Betrachtet, nicht gepredigt
Rolf Birkholz
Allein schon die offene Frage: "Warum reden die Gäste so laut, / wenn sie den Garten betreten" am Ende des Gedichts "An der Hecke" lässt ein bisschen aufschrecken. So besonders leise geht es in Hans Georg Bullas neuem Band zu. Ein letztes Blau in die Augen gerieben bietet außerdem Augen erfrischende Malerei auf Papier von Peter Marggraf.
Leise, doch nicht unbeteiligt: Diese poetische Stimme predigt nicht, wie "Die Sonntagsfrage" zumindest erwägt ("Als ginge ich wie der Heilige durch / den Garten und hätte eine Predigt / zu halten"). Sie betrachtet vor allem, schaut hin, hebt so hervor. Sie beschreibt "Wie Erinnerung entsteht", "Die Geschichte der Kindheit" in drei Bildern oder blickt einfach aufs "Erntefeld".
Einfach freilich sind die so evozierten Verhältnisse keineswegs.

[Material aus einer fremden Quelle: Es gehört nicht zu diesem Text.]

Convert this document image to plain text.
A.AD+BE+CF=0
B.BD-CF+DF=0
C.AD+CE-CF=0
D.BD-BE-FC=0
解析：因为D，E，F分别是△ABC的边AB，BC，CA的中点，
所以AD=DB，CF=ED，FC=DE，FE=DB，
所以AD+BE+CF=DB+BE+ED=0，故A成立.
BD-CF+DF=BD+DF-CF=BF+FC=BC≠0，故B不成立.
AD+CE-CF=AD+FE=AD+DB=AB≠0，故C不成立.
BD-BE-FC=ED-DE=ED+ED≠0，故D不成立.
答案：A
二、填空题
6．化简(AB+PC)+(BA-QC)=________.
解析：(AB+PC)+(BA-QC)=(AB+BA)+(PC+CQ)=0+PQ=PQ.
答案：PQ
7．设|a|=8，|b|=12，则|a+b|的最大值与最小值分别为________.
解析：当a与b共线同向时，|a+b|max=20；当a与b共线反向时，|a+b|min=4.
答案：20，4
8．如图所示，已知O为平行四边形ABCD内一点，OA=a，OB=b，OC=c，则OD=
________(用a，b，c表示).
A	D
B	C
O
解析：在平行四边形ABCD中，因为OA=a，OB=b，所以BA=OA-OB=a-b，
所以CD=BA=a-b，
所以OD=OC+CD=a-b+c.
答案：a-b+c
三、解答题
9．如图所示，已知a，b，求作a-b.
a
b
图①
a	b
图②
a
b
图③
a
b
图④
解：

Es empfiehlt sich sehr, wie es Bulla selbst auch bei Lesungen hält, manche seiner stillen Zeilen gleich ein zweites Mal zu lesen, um sie sich ins rechte Licht zu rücken.
So fährt "eine weiß lackierte Straßenbahn" auf einmal eben doch "wild sprühend in allen Farben" vorbei. Und wenn angesichts eines Doppeldeckers an die "Aeroplane" von einst erinnert wird, mag sich der Titel des Gedichts, "Himmelfahrt", auf frühe Flugunternehmungen beziehen, entrückt aber zugleich den ebenfalls erwähnten, gleichnamigen Feiertag sanft wie in vergangene Zeiten.
Wenn Jungs "am Bahndamm / den versteckten Satz Werkzeuge" fanden und damit spielten ("Gleisarbeiten"), dann macht der Dichter in Erinnerungsbildern verborgenes Material formend sichtbar.
Auch Birkenrinden, "jede trägt eine heimliche Bibliothek", empfiehlt Hans Georg Bulla zur Lektüre. Hier, wo das Bild die Schrift und diese jenes ist, wäre zumal das reine Schauen gefragt. Da bieten sich zudem Peter Marggrafs vierzehn Malereien zum Thema "Die Stunden zwischen den Tagen" an. Sie lassen die Titel-Farbe überraschend körperlich wirken.